"Former" White House Deputy Chief of Staff Jim Messina. Jim currently works as a corporate consultant and is the CEO of The Messina Group.
CNN and CBS do it. NPR and PBS do it. They all do it.
It’s a “gentleman’s” agreement between elite media and their establishment guests—a courtesy major news outlets bestow upon former officials who get to pontificate and editorialize about today’s events with no worry they’ll be identified by their jobs today.
On Wednesday night, CNN’s Don Lemon hosted ubiquitous Bernie Sanders-basher Jim Messina—solo, without an opposing view—to slam Sanders and his Medicare-for-All proposal.
Messina was introduced and repeatedly identified only by his former positions: “Former Obama Campaign Manager” and “Former Deputy Chief of Staff, Obama Administration.”
As is typical, viewers weren’t told what Messina’s current job is—far more relevant information than his positions years ago.
Messina is now a corporate consultant. He is CEO of The Messina Group, whose website boasts corporate clients such as Amazon’s pharmaceutical subsidiary PillPack, Google, Uber, Delta, and that boasts the slogan: “Unlocking Industries So Businesses Can Win.”
If properly introduced, it would have been no surprise to CNN viewers that a corporate consultant would malign Sanders, the most popular anti-corporate politician in recent U.S. history.
Lemon also neglected to inform viewers that since leaving Team Obama, Messina has been paid handsomely to elect conservative politicians across the globe, from Tory Prime Ministers David Cameron and Theresa May in Britain to Prime Minster Mariano Rajoy in Spain. Messina’s company website features an image of Cameron next to a banner that reads: “Campaigning for candidates we believe in.”
In U.S. corporate media, such misidentification is a hoary tradition, and a dishonest one. More relevant to news consumers in judging the quality of information from a former government official would be the current employment and entanglements of that ex-official.
In the months after the Chinese government massacred students in Tiananmen Square in 1989, no voice in U.S. media was more prominent or ubiquitous in apologizing for China than Henry Kissinger, usually identified only as “former Secretary of State.” Consumers of news were almost never told that at the time, Kissinger was a consultant to corporations doing business in China, as well as the head of China Ventures, a company engaged in joint ventures with China’s state bank.
When health care reform was being hotly debated in 1993-94, NPR presented point-counterpoint face-offs between a former GOP congressman and a former Democratic congressman, both of whom were quick to deride the proposal in Congress for a single-payer system of government-provided health insurance. NPR didn’t tell its listeners that both of its “formers” were current lobbyists or consultants for private health care corporations.
A lot of the corruption in Washington—the kind Sanders and Elizabeth Warren criticize—stems from former officials, whether Democrat or Republican, leaving government to work as consultants or lobbyists for private interests. Mainstream news outlets work hard to look away from this corruption, and one way they do so is by dutifully identifying their “experts” only as formers.

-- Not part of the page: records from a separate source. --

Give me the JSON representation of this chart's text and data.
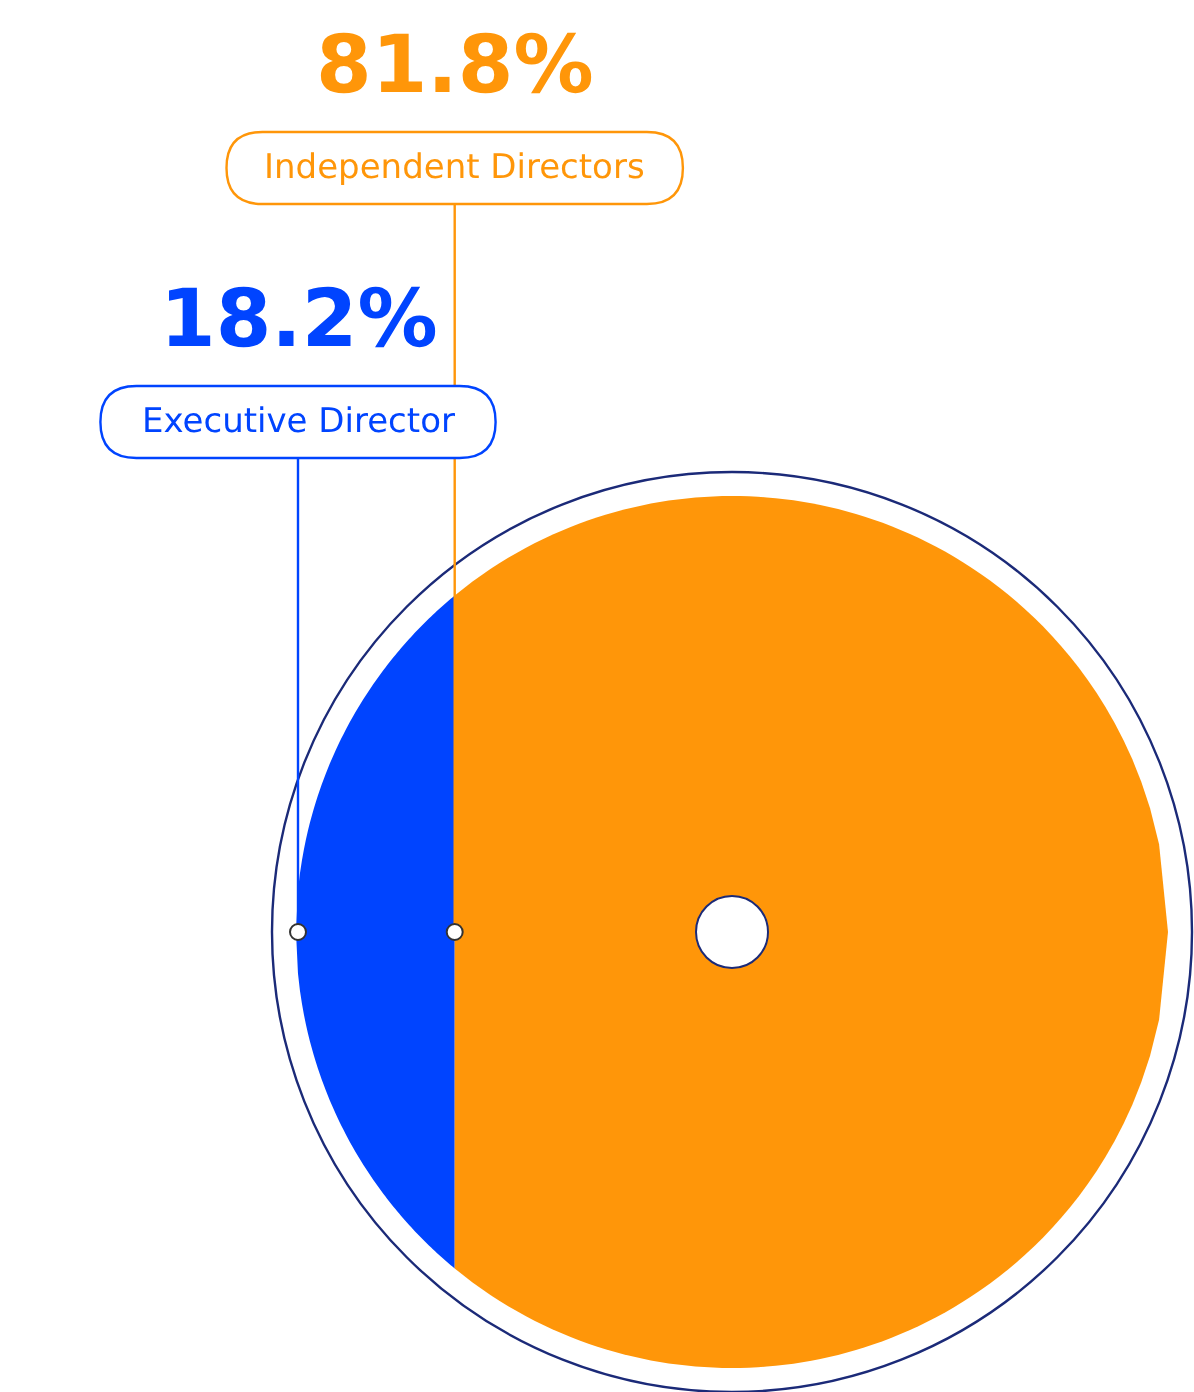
{
  "chart_data": {
    "type": "other",
    "categories": [
      "Executive Director",
      "Independent Directors"
    ],
    "values": [
      18.2,
      81.8
    ],
    "value_labels": [
      "18.2%",
      "81.8%"
    ],
    "colors": [
      "#0044ff",
      "#ff9609"
    ]
  }
}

Anita Dunn will always be the “former Obama White House Communications Director.” (In that job, she assisted first lady Michelle Obama’s anti-obesity campaign.) But after leaving the White House, Dunn became a consultant for food companies seeking to block restrictions on sugary food ads targeted toward children. She also consulted for TransCanada in its push for the controversial Keystone XL pipeline. Today, Dunn is a senior adviser on Joe Biden’s presidential campaign.
A warning to news consumers: When CNN or NPR or PBS introduces a guest only as a “former” official, you are being lied to more often than not.
Jeff Cohen is director of the Park Center for Independent Media at Ithaca College. He co-founded the online activism group RootsAction.org in 2011 and founded the media watch group FAIR in 1986.